Senate Democrats, O’Brien included, expressed frustration at the inclusion of tax cuts to so-called “pass through” entities (S Corps and limited-liability partnerships) which exempt the first $250,000 in personal income from taxation for wealthy Ohioans who qualify for it.  According to separate independent assessments, Policy Matters Ohio and the Ohio Legislative Service Commission both issued reports showing that the continuation of these cuts, which were used by less than 12% of Ohioans in 2015, will cost the state of Ohio around $1 billion per year over the biennium, roughly the same amount as the budget revenue hole legislators were tasked with filling when it was revealed in May that tax revenues for the biennium were coming in much lower than expected.

“Rather than scrapping the ill-advised tax giveaway, which provides wealthy recipients an average tax break of merely $1,300 – nowhere close to enough to allow business investors to create new jobs as proponents of the giveaway assert – majority Republicans decided to make up the $2 billion hole faced by our state by taking money away from our already hurting local governments and depriving the most vulnerable of Ohioans the vital healthcare services provided by Medicaid,” continued O’Brien.  “Our job as legislators is to give all Ohioans a fair shot at success, but the majority has instead decided that their role is to pick winners and losers in the Buckeye State.”
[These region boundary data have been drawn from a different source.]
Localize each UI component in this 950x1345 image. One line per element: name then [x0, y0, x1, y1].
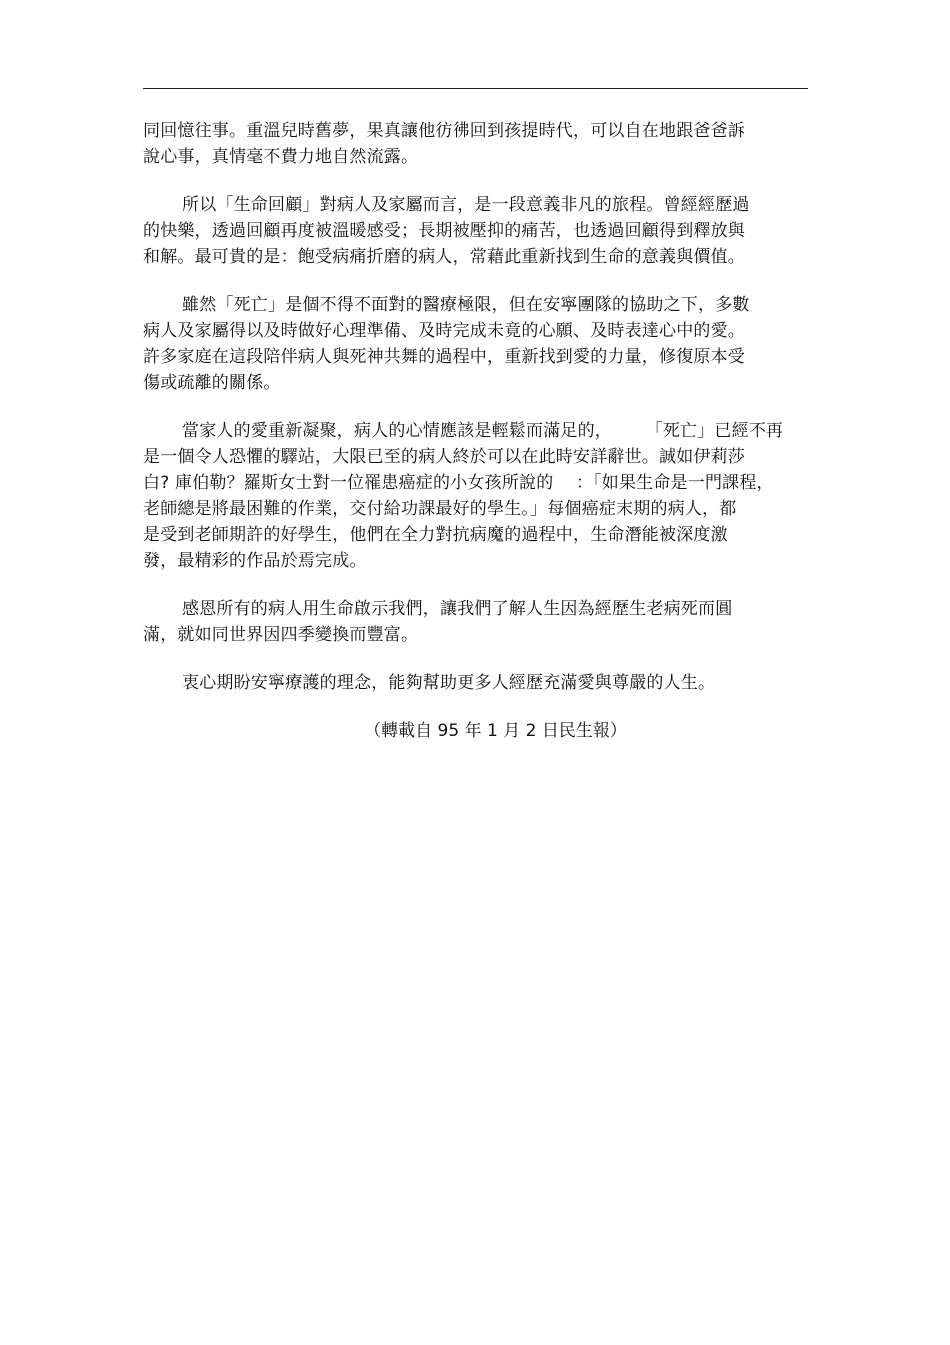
paragraph-line: 滿，就如同世界因四季變換而豐富。: [143, 625, 419, 645]
paragraph-line: 傷或疏離的關係。: [143, 373, 281, 393]
paragraph-1: [143, 118, 808, 170]
article-body: [143, 118, 808, 744]
paragraph-line: 雖然「死亡」是個不得不面對的醫療極限，但在安寧團隊的協助之下，多數: [182, 295, 750, 315]
paragraph-line: 所以「生命回顧」對病人及家屬而言，是一段意義非凡的旅程。曾經經歷過: [182, 195, 750, 215]
header-rule: [143, 88, 808, 89]
paragraph-line: 說心事，真情毫不費力地自然流露。: [143, 147, 419, 167]
paragraph-line: 的快樂，透過回顧再度被溫暖感受；長期被壓抑的痛苦，也透過回顧得到釋放與: [143, 221, 745, 241]
paragraph-line: 衷心期盼安寧療護的理念，能夠幫助更多人經歷充滿愛與尊嚴的人生。: [182, 673, 716, 693]
paragraph-line: 發，最精彩的作品於焉完成。: [143, 551, 367, 571]
paragraph-4: [143, 418, 808, 574]
paragraph-3: [143, 292, 808, 396]
paragraph-line: 老師總是將最困難的作業，交付給功課最好的學生。」每個癌症末期的病人，都: [143, 499, 737, 519]
paragraph-line: 病人及家屬得以及時做好心理準備、及時完成未竟的心願、及時表達心中的愛。: [143, 321, 745, 341]
paragraph-6: [143, 670, 808, 696]
paragraph-line: 和解。最可貴的是：飽受病痛折磨的病人，常藉此重新找到生命的意義與價值。: [143, 247, 745, 267]
paragraph-2: [143, 192, 808, 270]
paragraph-line: 白? 庫伯勒？羅斯女士對一位罹患癌症的小女孩所說的 ：「如果生命是一門課程，: [143, 473, 774, 493]
paragraph-line: 是受到老師期許的好學生，他們在全力對抗病魔的過程中，生命潛能被深度激: [143, 525, 728, 545]
paragraph-line: 同回憶往事。重溫兒時舊夢，果真讓他彷彿回到孩提時代，可以自在地跟爸爸訴: [143, 121, 745, 141]
paragraph-line: 感恩所有的病人用生命啟示我們，讓我們了解人生因為經歷生老病死而圓: [182, 599, 733, 619]
paragraph-line: 許多家庭在這段陪伴病人與死神共舞的過程中，重新找到愛的力量，修復原本受: [143, 347, 745, 367]
paragraph-line: 當家人的愛重新凝聚，病人的心情應該是輕鬆而滿足的， 「死亡」已經不再: [182, 421, 784, 441]
paragraph-5: [143, 596, 808, 648]
source-citation: （轉載自 95 年 1 月 2 日民生報）: [364, 721, 627, 741]
paragraph-line: 是一個令人恐懼的驛站，大限已至的病人終於可以在此時安詳辭世。誠如伊莉莎: [143, 447, 745, 467]
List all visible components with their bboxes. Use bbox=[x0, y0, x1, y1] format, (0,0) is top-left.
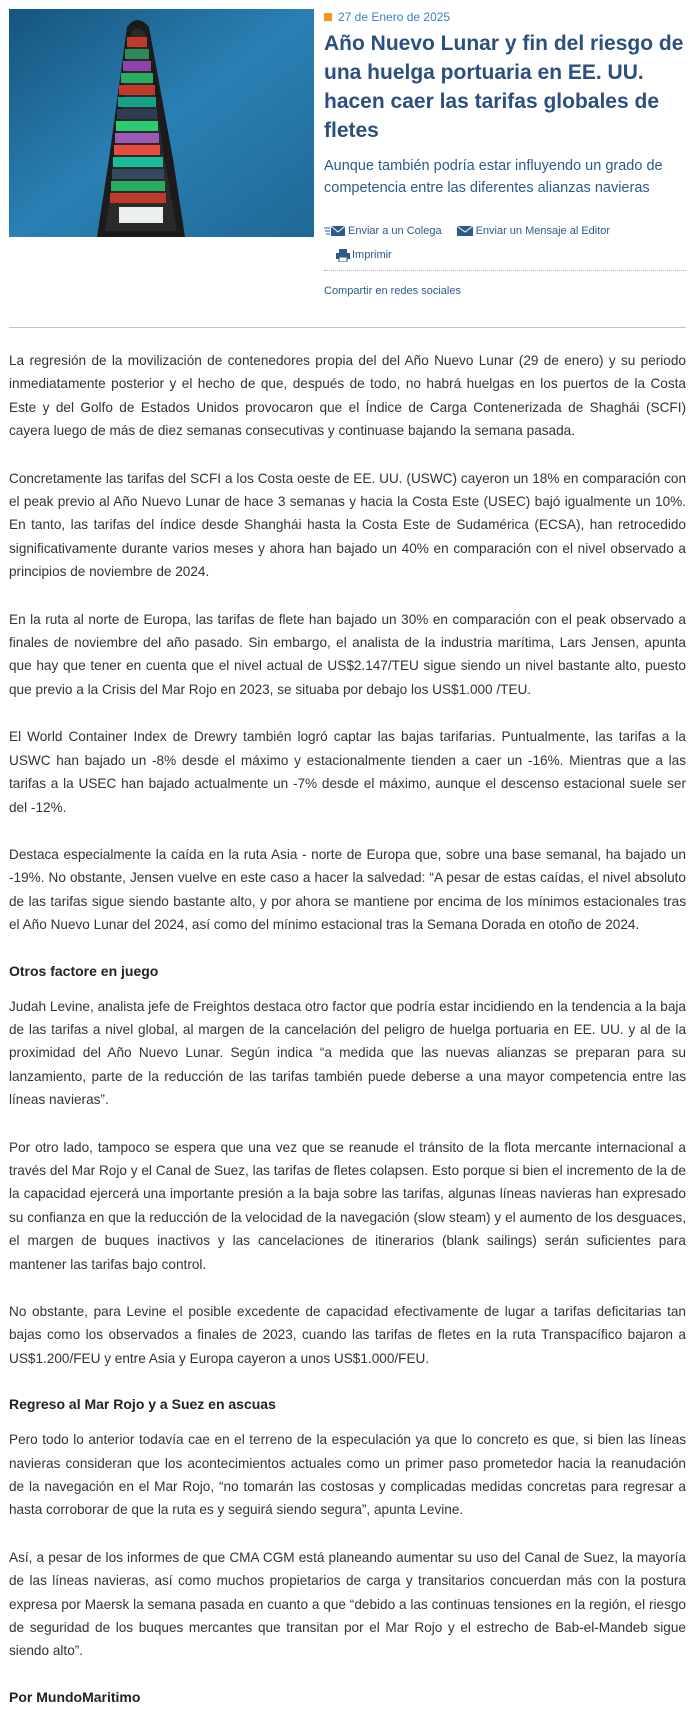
date-text: 27 de Enero de 2025 bbox=[338, 10, 451, 24]
paragraph: No obstante, para Levine el posible excedente de capacidad efectivamente de lugar a tarifas deficitarias tan bajas como los observados a finales de 2023, cuando las tarifas de fletes en la ruta Transpacífico bajaron a US$1.200/FEU y entre Asia y Europa cayeron a unos US$1.000/FEU. bbox=[9, 1304, 686, 1366]
section-heading: Otros factore en juego bbox=[9, 962, 159, 979]
send-editor-button[interactable] bbox=[456, 219, 611, 243]
article-body bbox=[9, 349, 686, 1721]
header-divider bbox=[9, 327, 686, 328]
paragraph: Concretamente las tarifas del SCFI a los Costa oeste de EE. UU. (USWC) cayeron un 18% en comparación con el peak previo al Año Nuevo Lunar de hace 3 semanas y hacia la Costa Este (USEC) bajó igualmente un 10%. En tanto, las tarifas del índice desde Shanghái hasta la Costa Este de Sudamérica (ECSA), han retrocedido significativamente durante varios meses y ahora han bajado un 40% en comparación con el nivel observado a principios de noviembre de 2024. bbox=[9, 470, 686, 580]
date-marker-icon bbox=[324, 13, 332, 21]
send-colleague-label: Enviar a un Colega bbox=[348, 225, 442, 237]
section-heading: Regreso al Mar Rojo y a Suez en ascuas bbox=[9, 1396, 276, 1413]
share-social-link[interactable]: Compartir en redes sociales bbox=[324, 285, 461, 297]
paragraph: El World Container Index de Drewry también logró captar las bajas tarifarias. Puntualmente, las tarifas a la USWC han bajado un -8% desde el máximo y estacionalmente tienden a caer un -16%. Mientras que a las tarifas a la USEC han bajado actualmente un -7% desde el máximo, aunque el descenso estacional suele ser del -12%. bbox=[9, 729, 686, 815]
send-editor-label: Enviar un Mensaje al Editor bbox=[475, 225, 611, 237]
paragraph: La regresión de la movilización de contenedores propia del del Año Nuevo Lunar (29 de enero) y su periodo inmediatamente posterior y el hecho de que, después de todo, no habrá huelgas en los puertos de la Costa Este y del Golfo de Estados Unidos provocaron que el Índice de Carga Contenerizada de Shaghái (SCFI) cayera luego de más de diez semanas consecutivas y continuase bajando la semana pasada. bbox=[9, 353, 686, 439]
paragraph: Destaca especialmente la caída en la ruta Asia - norte de Europa que, sobre una base semanal, ha bajado un -19%. No obstante, Jensen vuelve en este caso a hacer la salvedad: “A pesar de estas caídas, el nivel absoluto de las tarifas sigue siendo bastante alto, y por ahora se mantiene por encima de los mínimos estacionales tras el Año Nuevo Lunar del 2024, así como del mínimo estacional tras la Semana Dorada en otoño de 2024. bbox=[9, 846, 686, 933]
article-actions bbox=[324, 219, 686, 271]
article-subtitle: Aunque también podría estar influyendo un grado de competencia entre las diferentes alianzas navieras bbox=[324, 158, 663, 196]
printer-icon bbox=[336, 249, 350, 262]
article-date bbox=[324, 10, 686, 24]
actions-divider bbox=[324, 270, 686, 271]
paragraph: Pero todo lo anterior todavía cae en el terreno de la especulación ya que lo concreto es que, si bien las líneas navieras consideran que los acontecimientos actuales como un primer paso prometedor hacia la reanudación de la navegación en el Mar Rojo, “no tomarán las costosas y complicadas medidas concretas para regresar a hasta corroborar de que la ruta es y seguirá siendo segura”, apunta Levine. bbox=[9, 1432, 686, 1518]
article-header bbox=[324, 10, 686, 297]
byline: Por MundoMaritimo bbox=[9, 1688, 141, 1705]
mail-icon bbox=[456, 225, 474, 237]
print-button[interactable] bbox=[336, 243, 392, 267]
ship-illustration bbox=[9, 9, 314, 237]
send-colleague-button[interactable] bbox=[324, 219, 442, 243]
paragraph: Así, a pesar de los informes de que CMA CGM está planeando aumentar su uso del Canal de Suez, la mayoría de las líneas navieras, así como muchos propietarios de carga y transitarios concuerdan más con la postura expresa por Maersk la semana pasada en cuanto a que “debido a las continuas tensiones en la región, el riesgo de seguridad de los buques mercantes que transitan por el Mar Rojo y el estrecho de Bab-el-Mandeb sigue siendo alto”. bbox=[9, 1549, 686, 1659]
container-ship-photo bbox=[9, 9, 314, 237]
paragraph: En la ruta al norte de Europa, las tarifas de flete han bajado un 30% en comparación con el peak observado a finales de noviembre del año pasado. Sin embargo, el analista de la industria marítima, Lars Jensen, apunta que hay que tener en cuenta que el nivel actual de US$2.147/TEU sigue siendo un nivel bastante alto, puesto que previo a la Crisis del Mar Rojo en 2023, se situaba por debajo los US$1.000 /TEU. bbox=[9, 611, 686, 697]
article-title: Año Nuevo Lunar y fin del riesgo de una huelga portuaria en EE. UU. hacen caer las tarifas globales de fletes bbox=[324, 32, 684, 142]
print-label: Imprimir bbox=[352, 249, 392, 261]
send-mail-icon bbox=[324, 225, 346, 237]
paragraph: Judah Levine, analista jefe de Freightos destaca otro factor que podría estar incidiendo en la tendencia a la baja de las tarifas a nivel global, al margen de la cancelación del peligro de huelga portuaria en EE. UU. y al de la proximidad del Año Nuevo Lunar. Según indica “a medida que las nuevas alianzas se preparan para su lanzamiento, parte de la reducción de las tarifas también puede deberse a una mayor competencia entre las líneas navieras”. bbox=[9, 998, 686, 1108]
paragraph: Por otro lado, tampoco se espera que una vez que se reanude el tránsito de la flota mercante internacional a través del Mar Rojo y el Canal de Suez, las tarifas de fletes colapsen. Esto porque si bien el incremento de la de la capacidad ejercerá una importante presión a la baja sobre las tarifas, algunas líneas navieras han expresado su confianza en que la reducción de la velocidad de la navegación (slow steam) y el aumento de los desguaces, el margen de buques inactivos y las cancelaciones de itinerarios (blank sailings) serán suficientes para mantener las tarifas bajo control. bbox=[9, 1139, 686, 1272]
Other changes made by the majority to the budget reduce the amount of funding for nearly one-third of Ohio school districts over the biennium, limit the ability of the Ohio Department of Education to close underperforming charter schools, and retain restrictive setback distance requirements for wind turbine farms – effectively killing the expansion that industry in the state.  For his part, Senator O’Brien secured the inclusion of amendments that provide $75,000 for the expansion of a welding program at Trumbull Career and Technical Center, $125,000 for the Trumbull County Educational Service Center to support the creation of a STEAM (science, technology, engineering, art & design, mathematics) program, and expand the terms under which an addiction treatment program may be conducted.  

Am.Sub.HB 49 passed through the Ohio legislature today and will now head to the governor’s desk for his approval.  Governor Kasich is bound by the Ohio Constitution to sign the budget bill by June 30th, and has line-item veto power to remove terms he deems not in the best interest of the state.  The final version of the bill, including the governor’s vetoes, will be available online beginning in July.